Where teams, services, and organisations work together in a coordinated and integrated way, the result is a system which works for the individual and their network. There are as few handoffs as possible, and the minimum number of individual practitioners and professionals are involved in the delivery of support. This means activity is not duplicated, and no one ‘falls through the gaps’.

This section of the report explores three focus areas:

  1. Optimised health and social care systems break down organisational barriers and focus on the outcome for the individual

    Individuals with social care needs also have healthcare needs; health and social care systems need to work together closely to ensure individuals receive joined up and efficient care. However, with significant differences between health and social care, for example in their values, culture and funding models (explored further in Theme 3), this can be challenging. 

    To deliver the best outcomes for individuals, optimised systems ensure that the best health and social care pathway for an individual is the ‘default’ pathway.

Key findings:

  • In an optimised system, authorities create seamless health and social care pathways based around the individual, which enable the right professional to make the right intervention at the right time.
  • To achieve the best outcomes, practitioners work in multi-disciplinary teams across organisations.
  • Pathways are enabled by having clear roles and responsibilities, both operationally and clinically, supported by culture of achieving the most independent outcomes for people, which is backed by leadership across the whole system.

  1. Young people transitioning to adulthood require a specific focus and a lifelong approach to managing disability and mental ill health

    Transitioning to adulthood can represent a period of significant change for a young person with care and support needs. At the same time, this is typically the point where the management of the individual’s care and support ‘transitions’ from children’s services into adult social care. It is essential that children’s services and adult social care are communicating throughout the young person’s teenage years to ensure that they are achieving the best possible outcomes. 

Key findings:

  • Optimised adult’s and children’s services challenge the notion of transitions to adulthood altogether, by creating a unified, lifelong disability pathway. 
  • These services begin to rigorously plan for transition very early on. This is often as early as when the young person enters their teenage years, and an initial understanding of likely aspirations and potential, and subsequent ongoing care and support needs, can be developed.
  • Services make excellent use of the data, insight and understanding they have about their young people, who are already known to the local authority, and use this to proactively plan and ensure the best provision is in place.
  • Family and carers are never overlooked; services recognise that transitioning to adulthood is a challenging time for those caring for and supporting a young person. Appropriate support plans and provision are put in place to recognise this, including use of respite and carer support when required.

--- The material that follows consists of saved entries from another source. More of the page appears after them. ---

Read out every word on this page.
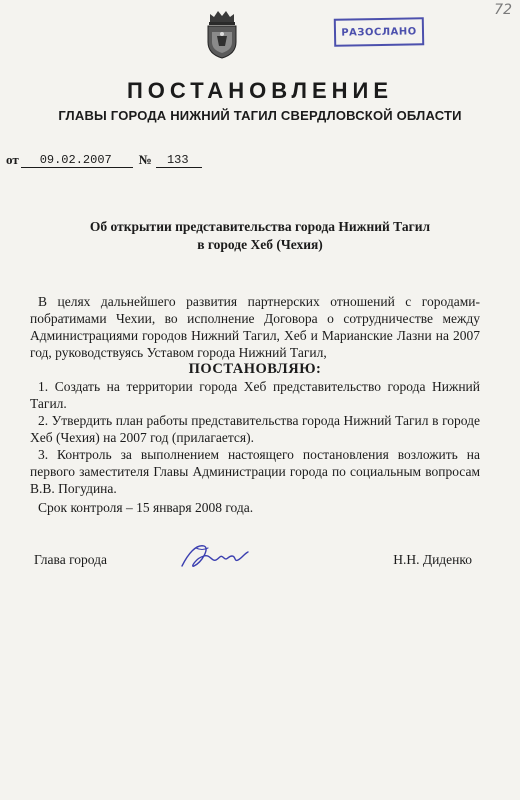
72
РАЗОСЛАНО
ПОСТАНОВЛЕНИЕ
ГЛАВЫ ГОРОДА НИЖНИЙ ТАГИЛ СВЕРДЛОВСКОЙ ОБЛАСТИ
от	09.02.2007	№	133
Об открытии представительства города Нижний Тагил
в городе Хеб (Чехия)

В целях дальнейшего развития партнерских отношений с городами-побратимами Чехии, во исполнение Договора о сотрудничестве между Администрациями городов Нижний Тагил, Хеб и Марианские Лазни на 2007 год, руководствуясь Уставом города Нижний Тагил,

ПОСТАНОВЛЯЮ:

1. Создать на территории города Хеб представительство города Нижний Тагил.

2. Утвердить план работы представительства города Нижний Тагил в городе Хеб (Чехия) на 2007 год (прилагается).

3. Контроль за выполнением настоящего постановления возложить на первого заместителя Главы Администрации города по социальным вопросам В.В. Погудина.

Срок контроля – 15 января 2008 года.

Глава города	Н.Н. Диденко
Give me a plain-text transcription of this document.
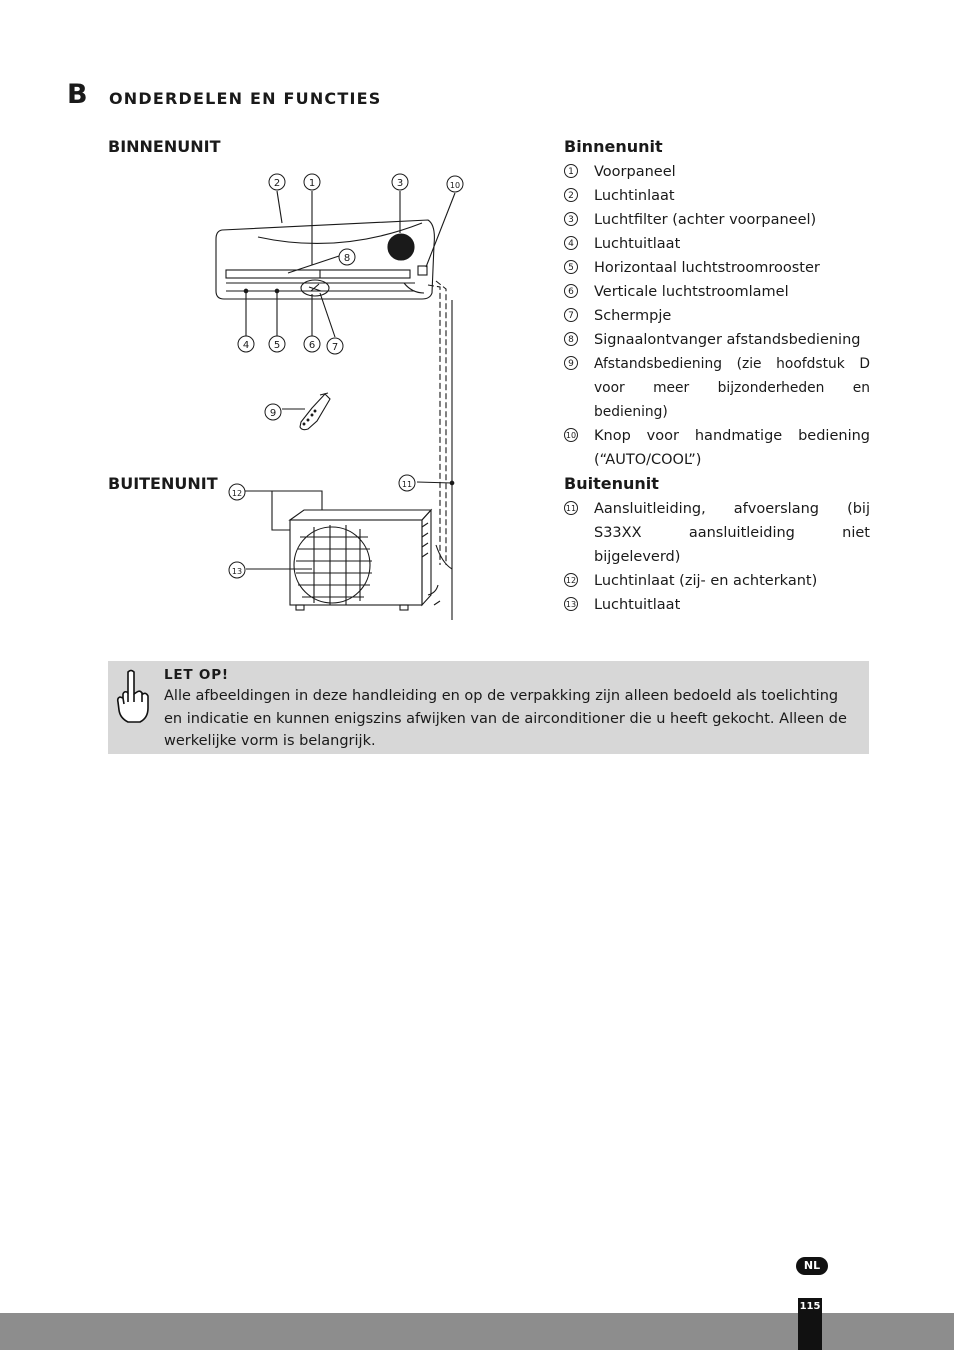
B ONDERDELEN EN FUNCTIES
BINNENUNIT
BUITENUNIT
2	1	3	10
8
4 5	6 7
9
11
12
13
Binnenunit
1 Voorpaneel
2 Luchtinlaat
3 Luchtfilter (achter voorpaneel)
4 Luchtuitlaat
5 Horizontaal luchtstroomrooster
6 Verticale luchtstroomlamel
7 Schermpje
8 Signaalontvanger afstandsbediening
9	Afstandsbediening (zie hoofdstuk D voor meer bijzonderheden en bediening)
10 Knop voor handmatige bediening (“AUTO/COOL”)
Buitenunit
11 Aansluitleiding, afvoerslang (bij S33XX aansluitleiding niet bijgeleverd)
12 Luchtinlaat (zij- en achterkant)
13 Luchtuitlaat
LET OP!
Alle afbeeldingen in deze handleiding en op de verpakking zijn alleen bedoeld als toelichting en indicatie en kunnen enigszins afwijken van de airconditioner die u heeft gekocht. Alleen de werkelijke vorm is belangrijk.
NL
115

  1. The primary purpose of an effective ‘front door’ into social care is to connect individuals to support available from their informal networks and local communities

    For those people who contact the ‘front door’ of the council – be it in person, by phone or online – the majority can be assisted with advice and guidance. This can either immediately resolve their concern or direct them to alternative services in the VCS. For those individuals that contact the service via the phone or in person, typically 60-70% of enquiries can be successfully resolved without the need for further formal intervention.

Key findings:

  • Optimised adult social care services tailor their front door dependent on the population they are serving; the health and social care system they operate within; and their local network of community services.
  • An effective front door is managed efficiently, without impacting on quality of delivery, and automated wherever possible – for instance by creating online platforms for people to ‘self-assess’ their own strengths and needs, without the need for any intervention from social care.
  • Practitioners help individuals to understand what really matters to them and, where possible, individuals are supported to ‘self-serve’, by finding and accessing resources in their own informal networks and communities.
  • Individuals and their network should not need to understand the complexity of the system and instead be offered simple pathways and referral routes through collaboration between all organisations across the system.